“Pagi, Mas Sabda,” sapa Indah lebih dulu, ketika melihat pria itu sudah duduk di mejanya di pagi hari seperti sekarang. Padahal, Indah sudah berangkat sangat pagi sekali ke kantor, agar bisa bebas melakukan beberapa hal. Namun, pria itu ternyata sudah lebih dulu berada di mejanya.

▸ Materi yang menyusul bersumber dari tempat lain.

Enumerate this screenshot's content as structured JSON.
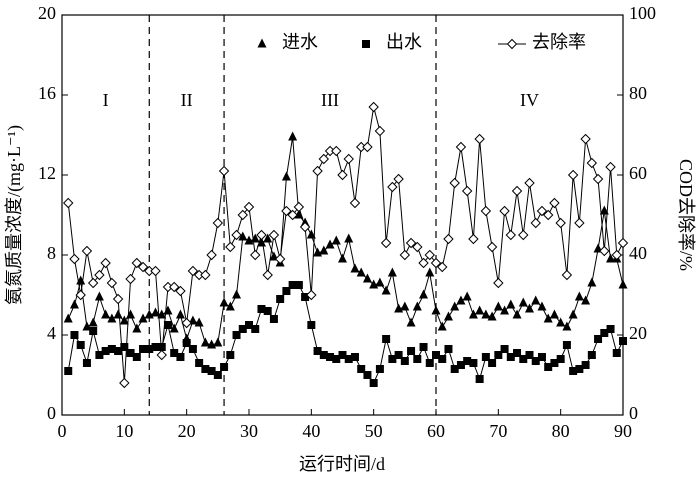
{
  "chart_data": {
    "type": "line",
    "xlabel": "运行时间/d",
    "ylabel": "氨氮质量浓度/(mg·L⁻¹)",
    "y2label": "COD去除率/%",
    "x": [
      1,
      2,
      3,
      4,
      5,
      6,
      7,
      8,
      9,
      10,
      11,
      12,
      13,
      14,
      15,
      16,
      17,
      18,
      19,
      20,
      21,
      22,
      23,
      24,
      25,
      26,
      27,
      28,
      29,
      30,
      31,
      32,
      33,
      34,
      35,
      36,
      37,
      38,
      39,
      40,
      41,
      42,
      43,
      44,
      45,
      46,
      47,
      48,
      49,
      50,
      51,
      52,
      53,
      54,
      55,
      56,
      57,
      58,
      59,
      60,
      61,
      62,
      63,
      64,
      65,
      66,
      67,
      68,
      69,
      70,
      71,
      72,
      73,
      74,
      75,
      76,
      77,
      78,
      79,
      80,
      81,
      82,
      83,
      84,
      85,
      86,
      87,
      88,
      89,
      90
    ],
    "series": [
      {
        "name": "进水",
        "color": "#000000",
        "marker": "triangle",
        "values": [
          4.8,
          5.5,
          6.7,
          4.4,
          4.6,
          5.9,
          5.0,
          4.8,
          5.0,
          4.7,
          5.0,
          4.3,
          4.8,
          5.0,
          5.1,
          5.0,
          5.2,
          4.3,
          5.0,
          3.8,
          4.7,
          4.6,
          3.6,
          3.5,
          3.6,
          5.6,
          5.4,
          6.0,
          8.9,
          8.7,
          8.8,
          8.6,
          8.8,
          7.9,
          7.6,
          11.9,
          13.9,
          10.0,
          9.6,
          9.0,
          8.1,
          8.2,
          8.5,
          8.7,
          7.8,
          8.8,
          7.3,
          7.1,
          6.8,
          6.5,
          6.6,
          6.2,
          7.1,
          5.3,
          5.4,
          4.6,
          5.4,
          6.0,
          7.1,
          5.2,
          4.4,
          4.9,
          5.4,
          5.7,
          5.9,
          5.0,
          5.2,
          5.0,
          4.9,
          5.4,
          5.2,
          5.5,
          5.0,
          5.6,
          5.3,
          5.7,
          5.4,
          4.8,
          5.0,
          4.6,
          4.4,
          5.0,
          5.9,
          5.7,
          6.6,
          8.3,
          10.2,
          7.8,
          7.8,
          6.5
        ]
      },
      {
        "name": "出水",
        "color": "#000000",
        "marker": "square",
        "values": [
          2.2,
          4.0,
          3.5,
          2.6,
          4.2,
          3.0,
          3.2,
          3.3,
          3.2,
          3.4,
          3.1,
          2.9,
          3.3,
          3.3,
          3.4,
          3.4,
          4.5,
          3.1,
          2.9,
          3.6,
          3.3,
          2.6,
          2.3,
          2.2,
          2.0,
          2.4,
          3.0,
          4.0,
          4.3,
          4.5,
          4.3,
          5.3,
          5.2,
          4.8,
          5.8,
          6.2,
          6.5,
          6.5,
          5.9,
          4.5,
          3.2,
          3.0,
          2.9,
          2.8,
          3.0,
          2.8,
          2.9,
          2.3,
          2.0,
          1.6,
          2.3,
          3.8,
          2.8,
          3.0,
          2.7,
          3.2,
          2.8,
          3.4,
          2.6,
          3.0,
          2.8,
          3.3,
          2.3,
          2.5,
          2.7,
          2.6,
          1.8,
          2.9,
          2.6,
          3.0,
          3.3,
          2.9,
          3.1,
          2.8,
          3.0,
          2.7,
          2.9,
          2.4,
          2.6,
          2.8,
          3.5,
          2.2,
          2.3,
          2.5,
          3.0,
          3.8,
          4.1,
          4.3,
          3.1,
          3.7
        ]
      },
      {
        "name": "去除率",
        "color": "#000000",
        "marker": "diamond",
        "axis": "y2",
        "values": [
          53,
          39,
          30,
          41,
          33,
          35,
          38,
          33,
          29,
          8,
          34,
          38,
          37,
          36,
          36,
          15,
          32,
          32,
          31,
          23,
          36,
          35,
          35,
          40,
          48,
          61,
          42,
          45,
          50,
          52,
          40,
          45,
          35,
          45,
          39,
          51,
          50,
          52,
          47,
          30,
          61,
          64,
          66,
          66,
          60,
          64,
          53,
          67,
          67,
          77,
          71,
          43,
          57,
          59,
          40,
          43,
          42,
          38,
          40,
          38,
          37,
          44,
          58,
          67,
          56,
          44,
          69,
          51,
          42,
          33,
          51,
          45,
          56,
          45,
          58,
          48,
          51,
          50,
          53,
          48,
          35,
          60,
          48,
          69,
          63,
          59,
          41,
          62,
          40,
          43
        ]
      }
    ],
    "phases": [
      {
        "label": "I",
        "range": [
          0,
          14
        ]
      },
      {
        "label": "II",
        "range": [
          14,
          26
        ]
      },
      {
        "label": "III",
        "range": [
          26,
          60
        ]
      },
      {
        "label": "IV",
        "range": [
          60,
          90
        ]
      }
    ],
    "xlim": [
      0,
      90
    ],
    "xticks": [
      0,
      10,
      20,
      30,
      40,
      50,
      60,
      70,
      80,
      90
    ],
    "ylim": [
      0,
      20
    ],
    "yticks": [
      0,
      4,
      8,
      12,
      16,
      20
    ],
    "y2lim": [
      0,
      100
    ],
    "y2ticks": [
      0,
      20,
      40,
      60,
      80,
      100
    ],
    "legend": "top"
  }
}
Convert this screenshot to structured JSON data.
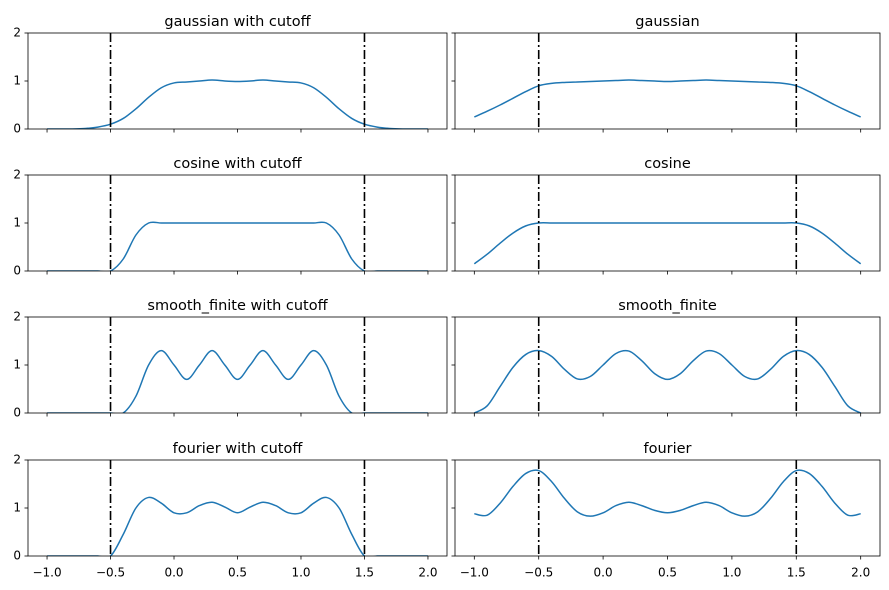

“Yang semalam.” Sabda sedikit memundurkan kursi berodanya, lalu bersandar dan bersedekap, menatap Indah. Hari memang masih terlalu pagi, karena itulah mayoritas meja tim dan kubikel di ruang redaksi masih tampak lengang. “Jangan pernah diulangi lagi. Mempertaruhkan pekerjaanmu di sana, itu termasuk langkah yang bodoh.”
“Baik, Mas.” Indah melepas ranselnya lalu meletakkan di lantai. Duduk di kursinya, lalu menyalakan perangkat komputer miliknya. Tidak akan membantah, agar tidak ada perdebatan di luar ranah profesionalisme.
Sabda mendesis kecil, karena Indah ternyata agak susah ditebak. Tadinya, ia sempat mengira Indah akan memberi argumen terkait perbuatannya tadi malam. Namun, gadis itu justru menuruti ucapannya.
“Sudah sarapan?” tanya Sabda.
“Sudah, Mas.”
“Kalau gitu temani aku sarapan di bawah.” Sabda beranjak dari tempatnya. Meninggalkan Indah lebih dulu, tanpa menunggu jawaban dari gadis itu.
Indah menarik napas panjang. Mau tidak mau, ia harus meninggalkan mejanya dan menyusul Sabda.
“Apa tujuanmu, In?” tanya Sabda ketika gadis itu sudah berada di sampingnya.
“Tujuan saya?” Indah mulai memasang sinyal waspada. Sabda pasti sedang membahas perihal tadi malam.
“Masuk ke area indoor dan main dengan Wahyu.” Sabda berbelok menuju tangga dan tidak menggunakan lift. “Aku yakin, undangan pernikahan itu cuma alasan.”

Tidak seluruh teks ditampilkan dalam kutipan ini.